Based on the physiological role of LRP5 in bone biology, Val667Met and Ala1330Val should, in principle, result in decreased Wnt signaling. Val667Met resides at the top of the third propeller module in the extracellular domain of the receptor, a domain that is thought to interact with the Wnt-inhibitor Dkk1. Therefore, it is possible that the Val667Met mutant may have a higher binding affinity for Dkk1 as compared with the wild-type protein [33]. Ala1330Val is located within the second low-density lipoprotein (LDL) domain. Although the exact molecular mechanism remains to be clarified, the Ala1330Val mutant was shown to have a signicantly reduced Wnt-signaling capacity as compared with the wild type molecule in two independent TCF-Lef reporter assays [31, 34].

The Ala1330Val seemed to be associated with lower spine bone density in post-menopausal Tunisian women. In fact, the TT/TC genotype could be more frequent in osteoporotic and osteopenic compared to women with normal BMD (p = 0.066). However the effect of this variant was detected only at the lumbar spine and not at the hip. Our results are concordant with those found in Asian and Caucasian populations. Thus Bich et al. [25] have demonstrated by a Bayesian meta-analysis that the A1330V variant was mainly associated with lumbar spine BMD in Asian populations, whereas in Caucasian populations associations occurred at both the lumbar spine and femoral neck [25, 35, 36]. The association of A1330V with lumbar spine than with femoral neck BMD is consistent with recent genome-wide association studies [11] and may reflect biological differences between the sites, a lower heritability for the femoral neck site [37, 38], or higher measurement error at this site.

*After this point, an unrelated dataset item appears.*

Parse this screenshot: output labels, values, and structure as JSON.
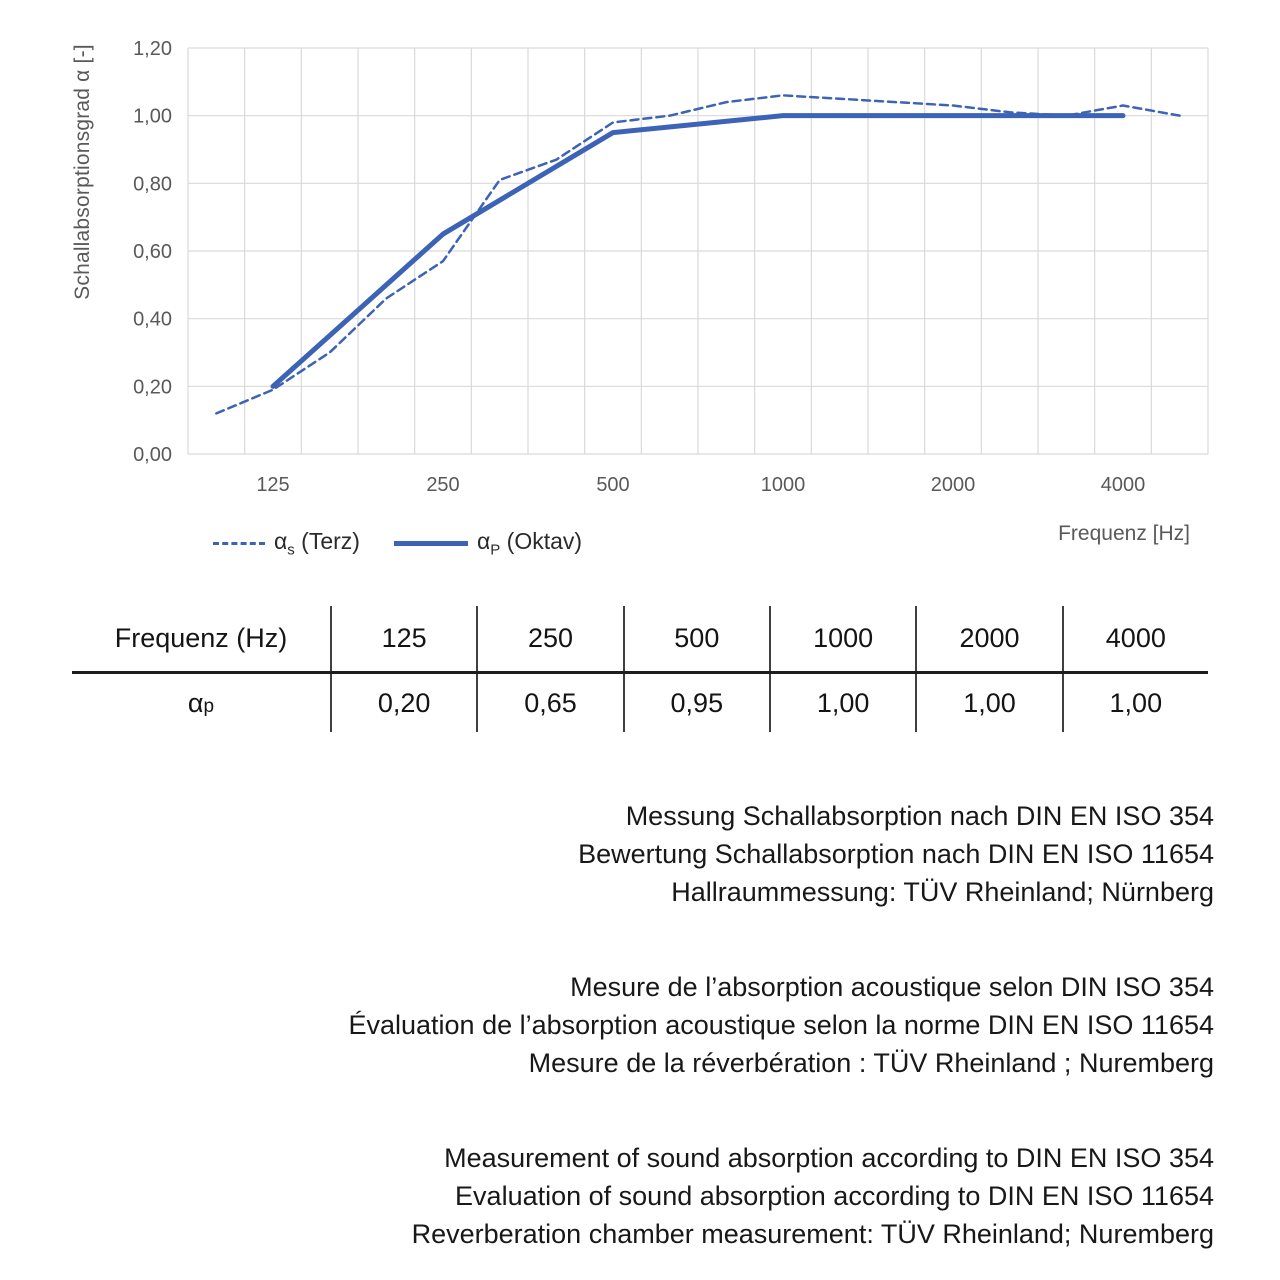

Richards et al. [11] noted that the LRP5 polymorphisms were also significantly associated with fracture risk. But no significant difference was found between fractured and non-fractured women in our population. Considering the small number of fractured women in our sample (n = 55), our study is likely to be underpowered to detect such an association.

The logistic regression analysis for all the parameters including LRP5 genotypes reported a significant effect of age and weight, while the association with Ala1330Val genotypes was reduced. Since body size is strongly correlated with bone size, and therefore aBMD, this observation suggests that the association of LRP5 polymorphisms with aBMD is at least partly mediated through LRP5 effects on bone size. This hypothesis is further supported by a previous study in Swiss young boys and girls in whom LRP5 polymorphisms were associated with decreased lumbar spine bone mineral content (BMC) and projected bone area [18].

Conclusions

In conclusions, the Ala1330Val variant seems to be weakly associated with lower lumbar spine BMD in Tunisian post-menopausal women, contributing to the notion that LRP5 genetic variation is a ubiquitous determinant of osteoporosis risk among various ethnicities. More investigation about the interaction of LRP5 polymorphisms and other factors notably hormonal, environmental and nutritional as well as physical activity are needed. These latter factors obviously vary from one individual to the next and from one population to the other, which can further influence the contribution of LRP5 polymorphisms to BMD in diverse ethnic groups.